I am new to CNNs and need some direction as I can't get any improvement in my validation results.
I am trying to do binary image classification on pictures of groups of small plastic pieces to detect defects. Unfortunately, I am unable to share pictures, but each picture is a group of round white pieces on a black background. One class includes pictures with all normal pieces, the other class includes pictures where two pieces in the picture are stuck together - and therefore defective.
I have a small data set: 250 pictures per class for training, 50 per class for validation, 30 per class for testing. The pictures are 256 x 256 pixels, although I can have a different resolution if needed.
Here is my CNN architecture:
classifier = Sequential()
classifier.add(Conv2D(32, (7, 7), padding="same", input_shape=(256, 256, 3), activation='relu'))
classifier.add(MaxPooling2D(pool_size=(2, 2)))
classifier.add(Dropout(0.5))
classifier.add(Conv2D(64, (5, 5), padding="same", input_shape=(256, 256, 3), activation='relu'))
classifier.add(MaxPooling2D(pool_size=(2, 2)))
classifier.add(Dropout(0.5))
classifier.add(Flatten())
classifier.add(Dense(units=128, activation='relu'))
classifier.add(Dense(units=1, activation='sigmoid'))
classifier.compile(optimizer='adam', loss='binary_crossentropy', metrics=['accuracy'])
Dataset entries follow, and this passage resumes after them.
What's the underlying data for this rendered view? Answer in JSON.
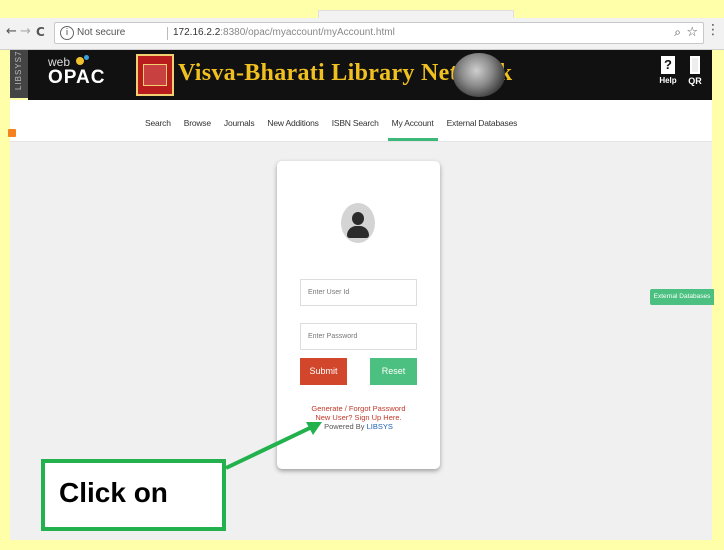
{
  "browser": {
    "back": "←",
    "forward": "→",
    "reload": "C",
    "security_label": "Not secure",
    "url_host": "172.16.2.2",
    "url_rest": ":8380/opac/myaccount/myAccount.html",
    "zoom_icon": "search-icon",
    "star_icon": "star-icon",
    "menu_icon": "⋮"
  },
  "side_strip": {
    "label": "LIBSYS7"
  },
  "banner": {
    "logo_web": "web",
    "logo_opac": "OPAC",
    "title": "Visva-Bharati Library Network",
    "help_label": "Help",
    "help_glyph": "?",
    "qr_label": "QR"
  },
  "nav": {
    "items": [
      {
        "label": "Search"
      },
      {
        "label": "Browse"
      },
      {
        "label": "Journals"
      },
      {
        "label": "New Additions"
      },
      {
        "label": "ISBN Search"
      },
      {
        "label": "My Account",
        "active": true
      },
      {
        "label": "External Databases"
      }
    ]
  },
  "login": {
    "user_placeholder": "Enter User Id",
    "password_placeholder": "Enter Password",
    "submit_label": "Submit",
    "reset_label": "Reset",
    "generate_link": "Generate / Forgot Password",
    "signup_link": "New User? Sign Up Here.",
    "powered_by": "Powered By",
    "powered_brand": "LIBSYS"
  },
  "side_tab": {
    "label": "External Databases"
  },
  "annotation": {
    "text": "Click on"
  },
  "colors": {
    "background": "#ffffaa",
    "accent_green": "#4cc080",
    "submit_red": "#d2462c",
    "banner_title": "#f0c020",
    "annotation_border": "#22b14c"
  }
}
# Treatment done to images:
train_datagen = ImageDataGenerator(rescale=1./255,
shear_range=0.2,
zoom_range=0.2,
horizontal_flip=True)
validation_datagen = ImageDataGenerator(rescale=1./255)
train_batch_size = 10
val_batch_size = 10
num_epochs = 100
train_images = 250
val_images = 50
classifier.fit_generator(training_set,
steps_per_epoch=train_images // train_batch_size
epochs=num_epochs,
validation_data=validation_set,
validation_steps=val_images // val_batch_size)
Here are the results:
It's overfitting and the validation loss increases over time. The validation accuracy is not better than a coin toss, so clearly my model is not learning anything.
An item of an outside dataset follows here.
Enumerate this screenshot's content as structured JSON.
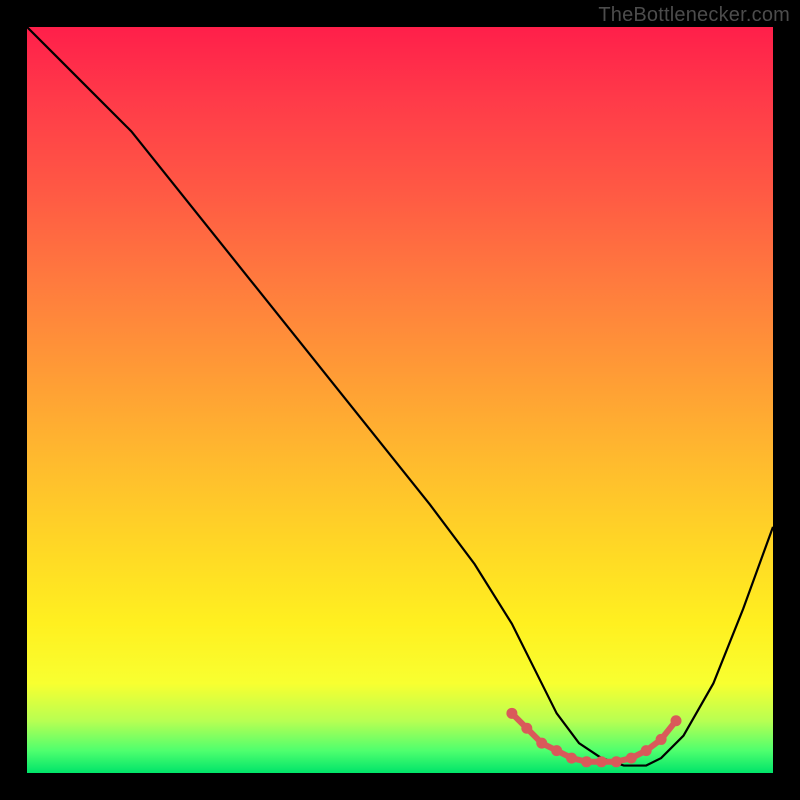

I have tried different values of dropout and L1/L2 for both the convolutional and FC layers, but validation accuracy is never better than a coin toss.
I understand that my data set is very small, but even getting a small increase in validation would be acceptable as long as my model seems correct, which it doesn't at this point.
Update: Switching from binary to multiclass classification helped raise the validation accuracy and reduced the validation loss, but it still grows consistenly:
Any advice would be very appreciated. Thanks in advance!